In order to capitalise on ‘i’s success, Lamar immediately dropped ‘The Blacker The Berry’, both thematically and aurally the polar opposite. Where ‘i’ looked inside to find optimism, ‘The Blacker The Berry’ instead looks outward to society, and Lamar doesn’t like what he sees, touching on the Ferguson riots amongst other issues. Contradicting itself from the introduction “I don’t want black, I want everything black, I ain’t need black”, the track deals with the frustration and double-consciousness experienced by the black community in America.
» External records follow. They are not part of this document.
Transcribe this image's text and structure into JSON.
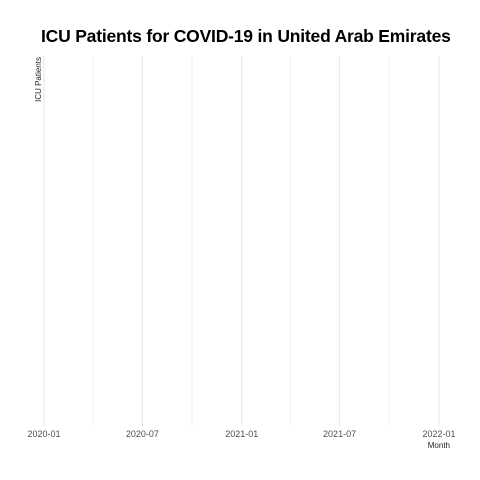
{
  "chart_data": {
    "type": "line",
    "title": "ICU Patients for COVID-19 in United Arab Emirates",
    "xlabel": "Month",
    "ylabel": "ICU Patients",
    "x_tick_labels": [
      "2020-01",
      "2020-07",
      "2021-01",
      "2021-07",
      "2022-01"
    ],
    "x_tick_dates": [
      "2020-01-01",
      "2020-07-01",
      "2021-01-01",
      "2021-07-01",
      "2022-01-01"
    ],
    "x_minor_dates": [
      "2020-04-01",
      "2020-10-01",
      "2021-04-01",
      "2021-10-01"
    ],
    "xlim": [
      "2020-01-01",
      "2022-01-01"
    ],
    "series": [],
    "grid": true,
    "legend": "none"
  }
}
Each of the three verses begins with the yelled line “I’m the biggest hypocrite of 2015”, as Lamar proceeds to furiously challenge the identity of the modern African American, underpinned by a beat that’s equal parts aggressive and soulful. The final couplet of the track explains just how, as he asks “why did I weep when Trayvon Martin was in the street? When gangbanging made me kill a nigga blacker than me?” Kendrick explains the hypocrisy of the black community, and in doing so makes it explicit that the narrator of both ‘i’ and ‘The Blacker The Berry’ is not Lamar himself, but the community as a whole.

‘The Blacker The Berry’ will be available on Kendrick Lamar’s forthcoming album, released via Top Dawg Entertainment.